Dalam due diligence meeting dan public expose Bank Nobu, Direktur Utama Bank Nobu, Suhaimin Djohan mengatakan, perseroan akan melepas 2.155.830.000 saham biasa atau 52 persen dari modal yang ditempatkan, dan disetor penuh dengan kisaran harga Rp 325-400 per lembarnya. Sehingga, perseroan bisa meraup dana segar sebesar Rp 600-800 miliar.

Direktur Utama Ciptadana Securities, Ferry Budimanatanja selaku penjamin emisi Bank Nobu mengatakan, kisaran harga tersebut mencerminkan penetapan harga saham perdana berdasarkan Price to Book Value (PBV) 2,5-3,1 kali dan Price Earning Ratio (PER) 20-25 kali.

"Secara PE relatif diatas market karena ada pertumbuhan Bank Nobu luar biasa cepat," ujarnya di Hotel Aryaduta, Jakarta, Selasa (16/4).

Pihaknya pun akan lebih melakukan pendekatan ke calon investor institusi dalam penawaran IPO ini. Sedangkan jadwal emisi book building pada 12-19 April 2013, pernyataan efek dari Otoritas Jasa Keuangan (OJK) 29 April, masa penawaran 1-2 Mei 2013, tanggal penjatahan 6 Mei 2013 dan pencatatan di Bursa Efek Indonesia (BEI) pada 8 Mei 2013.

Lebih lanjut mengenai dana IPO, Suhaimin menerangkan, seluruh dananya akan digunakan untuk pertumbuhan usaha dalam bentuk ekspansi kredit. "Kita targetkan bisa tumbuh 50 persen dari perolehan kredit akhir Desember lalu Rp 413 miliar. Bisa tembus Rp 1 triliun di akhir tahun ini," sebutnya.

Perseroan, tambah Suhaimin, akan terus berkomitmen dalam penyaluran kredit pada segmen usaha kecil dan menengah (UKM) baik berupa kredit modal kerja maupun kredit investasi. "Kami komitmen agar UKM tumbuh, itu misi. Kami ingin menjadikan UKM sebagai pemain global," ujarnya.

Seiring dengan itu, Suhaimin menambahkan, perseroan juga akan melakukan ekspansi pada jumlah kantor cabang dari April ini 51 menjadi 70 di akhir tahun atau bertambah 30 di tahun ini. Di mana, perseroan juga akan menambah kantor cabang di 5-10 provinsi dari saat ini di 14 provinsi. "Dana untuk ekspansi kredit dan tambahan cabang butuh dana Rp 1 triliun," katanya.

Sementara dari sisi rasio kecukupan modal (CAR) ditargetkan tiga tahun ke depan akan turun dari 70 persen menjadi 30-40 persen untuk biaya ekspansi kredit Bank Nobu.
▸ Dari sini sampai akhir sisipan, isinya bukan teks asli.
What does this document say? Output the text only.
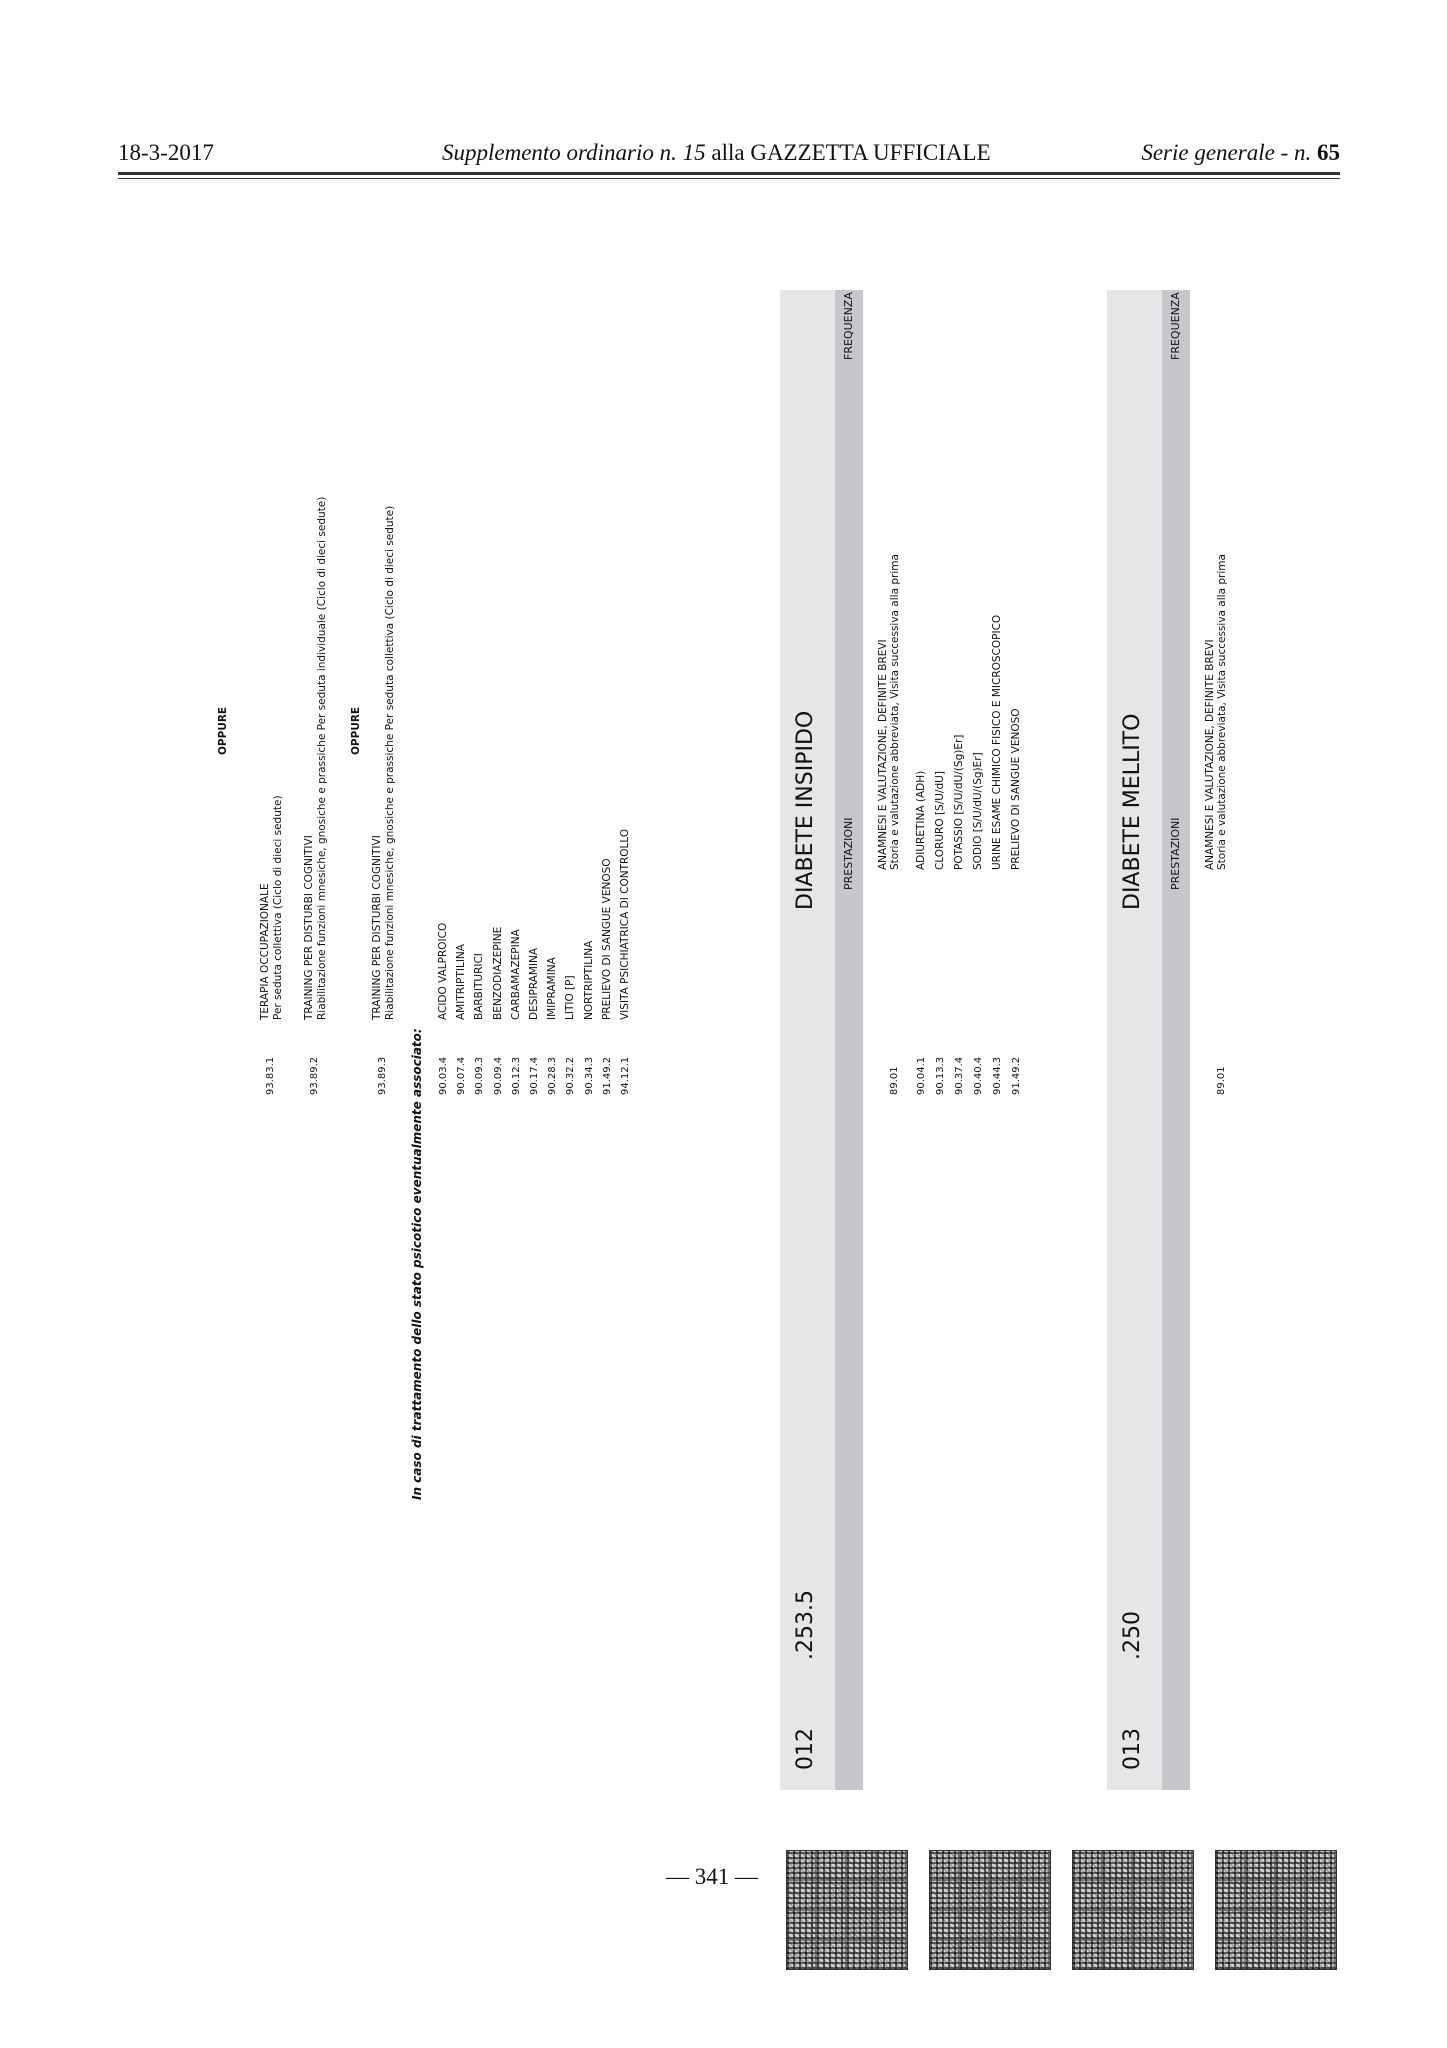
18-3-2017	Supplemento ordinario n. 15 alla GAZZETTA UFFICIALE	Serie generale - n. 65
OPPURE
93.83.1
TERAPIA OCCUPAZIONALE Per seduta collettiva (Ciclo di dieci sedute)
93.89.2
TRAINING PER DISTURBI COGNITIVI Riabilitazione funzioni mnesiche, gnosiche e prassiche Per seduta individuale (Ciclo di dieci sedute) OPPURE
93.89.3
TRAINING PER DISTURBI COGNITIVI Riabilitazione funzioni mnesiche, gnosiche e prassiche Per seduta collettiva (Ciclo di dieci sedute)
In caso di trattamento dello stato psicotico eventualmente associato: 90.03.4
ACIDO VALPROICO
90.07.4
AMITRIPTILINA
90.09.3
BARBITURICI
90.09.4
BENZODIAZEPINE
90.12.3
CARBAMAZEPINA
90.17.4
DESIPRAMINA
90.28.3
IMIPRAMINA
90.32.2
LITIO [P]
90.34.3
NORTRIPTILINA
91.49.2
PRELIEVO DI SANGUE VENOSO
94.12.1
VISITA PSICHIATRICA DI CONTROLLO
012
.253.5
DIABETE INSIPIDO PRESTAZIONI
FREQUENZA
89.01
ANAMNESI E VALUTAZIONE, DEFINITE BREVI Storia e valutazione abbreviata, Visita successiva alla prima
90.04.1
ADIURETINA (ADH)
90.13.3
CLORURO [S/U/dU]
90.37.4
POTASSIO [S/U/dU/(Sg)Er]
90.40.4
SODIO [S/U/dU/(Sg)Er]
90.44.3
URINE ESAME CHIMICO FISICO E MICROSCOPICO
91.49.2
PRELIEVO DI SANGUE VENOSO
013
.250
DIABETE MELLITO PRESTAZIONI
FREQUENZA
89.01
ANAMNESI E VALUTAZIONE, DEFINITE BREVI Storia e valutazione abbreviata, Visita successiva alla prima
— 341 —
Lebih lanjut, kata Suhaimin, dengan penambahan modal melalui IPO ini, maka perseroan akan menjadi bank yang masuk ke dalam kategori Buku II. Sehingga, perusahaan yang didirikan pada 13 Februari 1990 atas nama PT Alfindo Bank dan berganti nama menjadi PT Bank Nationalnobu pada 2008 itu bisa menjadi bank devisa, menghimpun dana masyarakat dalam valuta asing, penyaluran dana melalui sindikasi, menyelenggarakan layanan internet banking, menerbitkan kartu kredit, layanan remittance, dan menjadi agen penjual reksa dana. "Dengan permodalan Rp 1 triliun, kami akan masuk Buku II. Kami bisa leluasa kembangkan bisnis," tukasnya.
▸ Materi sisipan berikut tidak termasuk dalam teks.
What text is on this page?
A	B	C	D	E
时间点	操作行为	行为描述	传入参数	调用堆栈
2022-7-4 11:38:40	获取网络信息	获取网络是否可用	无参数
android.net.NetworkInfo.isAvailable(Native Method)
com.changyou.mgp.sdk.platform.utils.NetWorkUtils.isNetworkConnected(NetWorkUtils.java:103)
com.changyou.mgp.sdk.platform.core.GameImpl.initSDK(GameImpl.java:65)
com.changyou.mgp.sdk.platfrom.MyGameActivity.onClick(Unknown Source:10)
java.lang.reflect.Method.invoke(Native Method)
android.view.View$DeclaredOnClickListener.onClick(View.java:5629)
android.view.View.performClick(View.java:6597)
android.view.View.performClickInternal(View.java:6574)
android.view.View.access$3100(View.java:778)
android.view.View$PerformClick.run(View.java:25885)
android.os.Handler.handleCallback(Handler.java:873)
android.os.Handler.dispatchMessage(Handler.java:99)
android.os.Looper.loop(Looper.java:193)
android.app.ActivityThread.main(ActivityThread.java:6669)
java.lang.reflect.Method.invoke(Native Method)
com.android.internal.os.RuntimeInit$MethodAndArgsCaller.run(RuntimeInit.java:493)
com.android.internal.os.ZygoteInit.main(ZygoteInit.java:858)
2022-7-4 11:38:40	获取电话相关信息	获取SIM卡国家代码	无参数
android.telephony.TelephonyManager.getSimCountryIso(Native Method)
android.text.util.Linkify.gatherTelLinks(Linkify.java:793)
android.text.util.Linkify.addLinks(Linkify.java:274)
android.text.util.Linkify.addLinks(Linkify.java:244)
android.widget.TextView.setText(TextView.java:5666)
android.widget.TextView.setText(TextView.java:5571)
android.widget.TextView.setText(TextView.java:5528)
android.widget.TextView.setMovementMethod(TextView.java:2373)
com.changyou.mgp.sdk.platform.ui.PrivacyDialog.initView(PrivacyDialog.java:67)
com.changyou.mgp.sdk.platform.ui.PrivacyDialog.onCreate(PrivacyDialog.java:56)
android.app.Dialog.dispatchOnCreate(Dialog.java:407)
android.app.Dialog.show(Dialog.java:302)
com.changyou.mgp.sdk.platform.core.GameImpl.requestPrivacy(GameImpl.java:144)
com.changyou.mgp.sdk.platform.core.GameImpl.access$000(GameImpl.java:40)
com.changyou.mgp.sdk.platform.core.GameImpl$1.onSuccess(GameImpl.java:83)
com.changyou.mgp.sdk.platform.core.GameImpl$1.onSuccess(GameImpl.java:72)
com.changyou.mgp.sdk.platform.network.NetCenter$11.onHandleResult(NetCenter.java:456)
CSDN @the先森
Adapun, setelah IPO nanti maka kepemilikan saham PT Kharisma Buana Nusantara atau Mochtar Riady menjadi 24,12 persen, Nio Yantony 9,65 persen, PT Prima Cakrawala Sentosa 5,08 persen, PT Lippo General Insurance Tbk 5,08 persen, dan PT Putera Mulia Indonesia 4,06 persen, lalu 52 persen oleh masyarakat.